7/15/2020 | Vaughn Mantor
So, you build a 100-room hotel in a booming, frontier town, and within seven years, 90% of the population leaves. What would you do? J. P. DeWoody decided to dismantle his hotel
and put it back together, fifty miles away. While moving the hotel, DeWoody took the opportunity to add advanced, highly sophisticated features to the hotel at its new location including an elevator, call buzzers in each room, hot and cold baths, electric lighting, and telephone service. That was in 1888.
The Hotel St. Cloud still stands in Cañon City, Colorado although it’s been empty for several years. In 2018, The Unbridled Group purchased the hotel with the intention to refurbish it and to offer travelers modern conveniences and technology imbued with an older, elegant ambiance.
Verify 3D laser scanned the interior and exterior of the hotel for the new owners and the architects, engineers, and constructors. They have an exciting and difficult opportunity to refurbish the hotel. They must balance the various costs, legal requirements, marketing needs, potential revenue, ROI, cash flow, et al. The list of competing factors is a long one, and laser scanning can reduce time and cost for a number of the tasks. Here are a few examples.
Historic District The entire block on which the hotel sits is on the National Registry of Historic Places. Any modifications to the exterior must be carefully considered so as to not affect the hotel’s inclusion in the Registry. Adding to the complexity, the hotel itself is on Colorado’s State Registry. 3D laser scanning provides important documentation about the exterior of the building before and after construction.
Code Code requirements have changed quite a few times since 1888. The Hotel St. Cloud may have been the epitome of modern technology when it was re-built in Cañon City, but it’s now been thirty-two years since the most recent upgrade; witness this antique that we photographed during scanning. As we explained in a previous post, the laser scanning will help reduce the costs of adhering to the current building codes.
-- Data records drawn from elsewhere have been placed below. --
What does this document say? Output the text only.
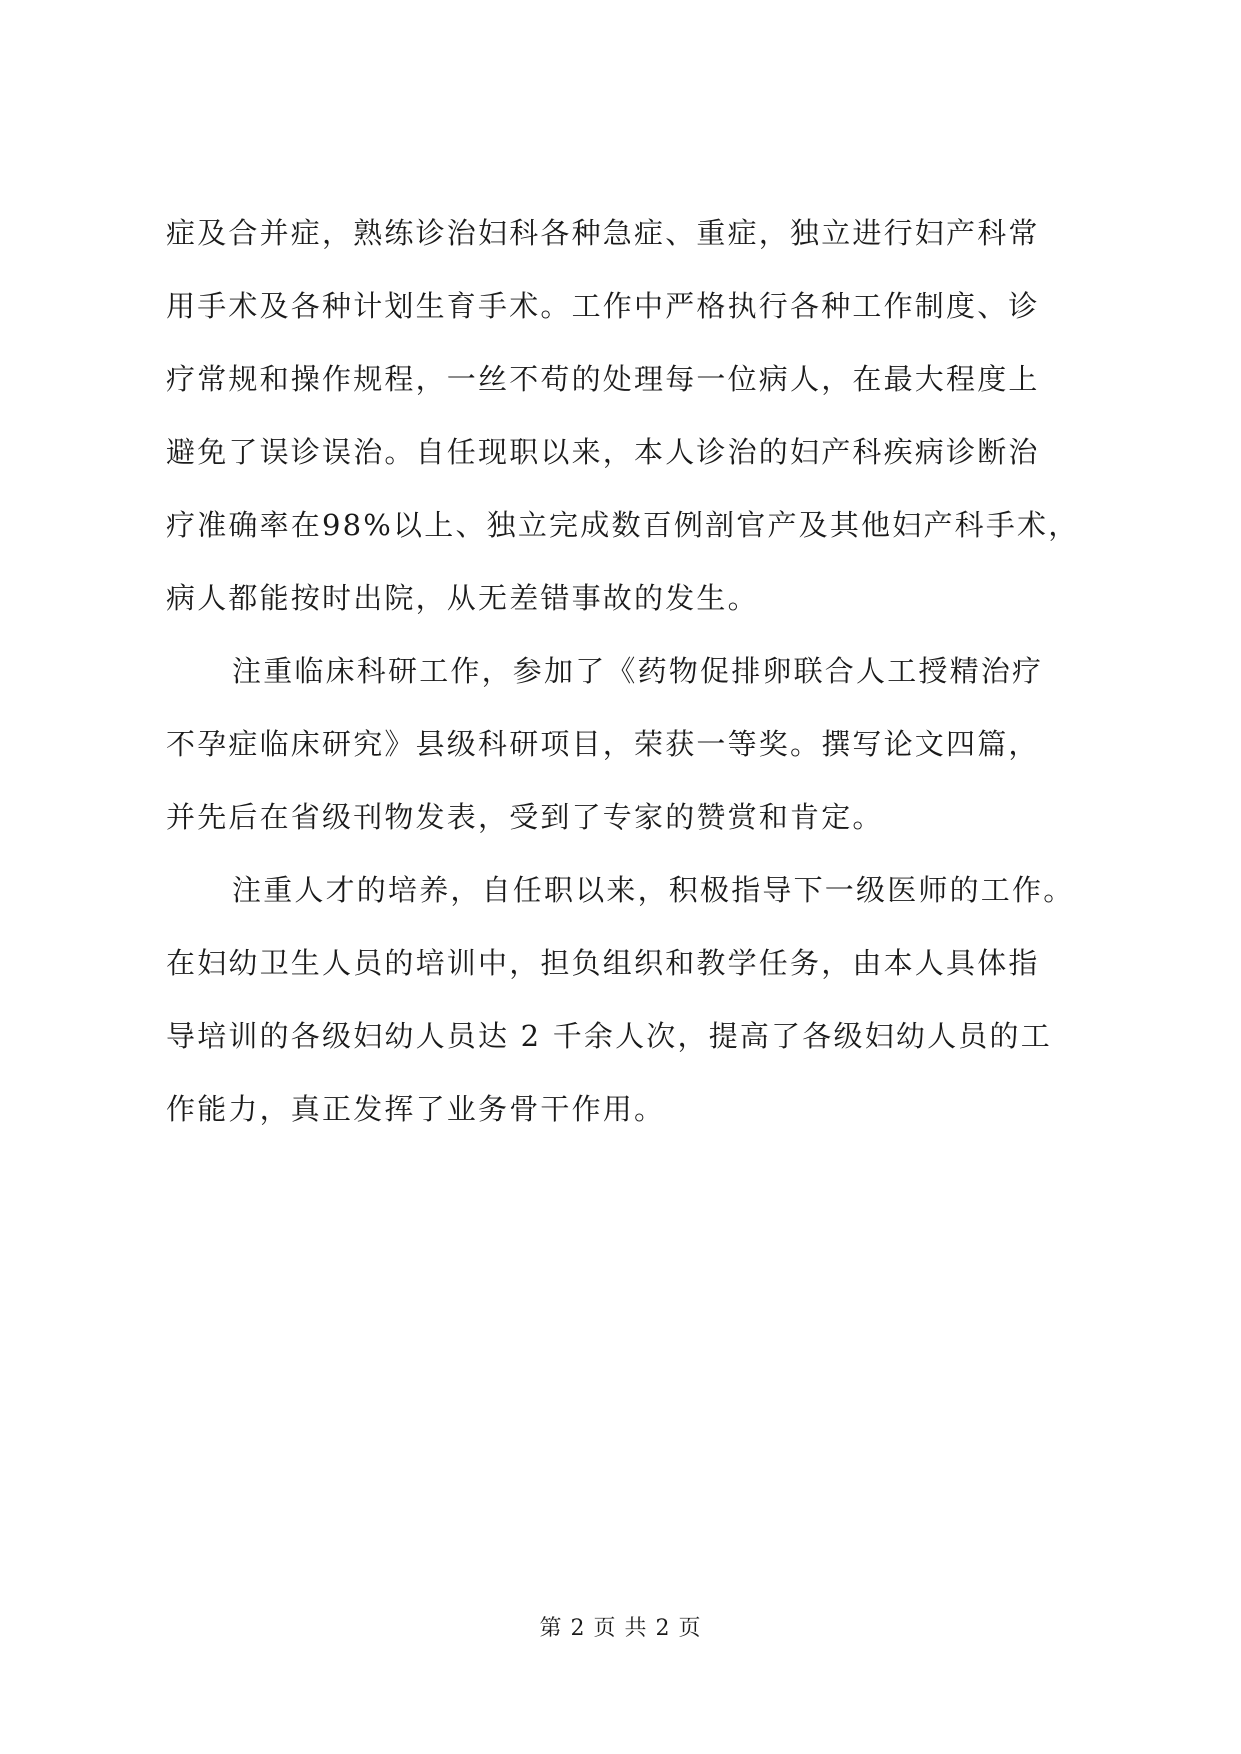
症及合并症，熟练诊治妇科各种急症、重症，独立进行妇产科常
用手术及各种计划生育手术。工作中严格执行各种工作制度、诊
疗常规和操作规程，一丝不苟的处理每一位病人，在最大程度上
避免了误诊误治。自任现职以来，本人诊治的妇产科疾病诊断治
疗准确率在98%以上、独立完成数百例剖官产及其他妇产科手术，
病人都能按时出院，从无差错事故的发生。
注重临床科研工作，参加了《药物促排卵联合人工授精治疗
不孕症临床研究》县级科研项目，荣获一等奖。撰写论文四篇，
并先后在省级刊物发表，受到了专家的赞赏和肯定。
注重人才的培养，自任职以来，积极指导下一级医师的工作。
在妇幼卫生人员的培训中，担负组织和教学任务，由本人具体指
导培训的各级妇幼人员达 2 千余人次，提高了各级妇幼人员的工
作能力，真正发挥了业务骨干作用。
第 2 页 共 2 页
Structural Structural issues are central to refurbishment. First, is the building structurally sound? It’s been several decades since the foundation was shored up. The building has no internal support columns above the first floor, and the fourth floor was badly burned in a fire in 1914. Laser scanning has provided the engineers and architects accurate measurements on which to base their decisions about the structural soundness including measurements that are otherwise difficult to get such as the thickness of walls.
Second, the laser scanning reveals peculiarities not visible to the naked eye. We’ve already reported a three-inch sag in the floor of the 3rd story. Laser scanning can reveal any bulges in the walls and reveal anything that is out of square, plumb, or true.
Third, after construction, laser scanning can quickly reveal anything that has moved or settled or cracked since construction began.
The longer the project goes before a traveler buys a room for the night the more the project costs. Time is expensive! Laser scanning saves everyone time in a number of ways. One example, in this project, the owners and the architects live 140 miles from the St. Cloud. Any trip to the hotel is more than half a day of travel time. Any questions that can be answered by examination of the point cloud or the model saves at least half a day. Second example, 3D laser scanning rapidly produced an accurate, complete CAD model of the building. Creating such a CAD model by other means would take weeks longer, and its accuracy would be suspect.
We have scanned and modeled a number of buildings dating from the 19th to the 21st centuries, and our experience has shown that the older the building, the more valuable the laser scanning becomes.
If you’d like a personal explanation or demonstration of the ways laser scanning can help you or if you'd like to speak to one of our clients, our contact information is directly below.
Because our experience in this technology dates back to 2002, Verify 3D knows the most appropriate equipment to use on each project and how to use it for the best benefit to our clients. For this project we used a Leica laser scanner, a P-30, and Leica Cyclone software for registration. Per contract, Verify 3D delivered ReCap point clouds, TruViews, and a 3D Revit model. Most of the delivered 3D model was created at Level of Development (LOD) 300.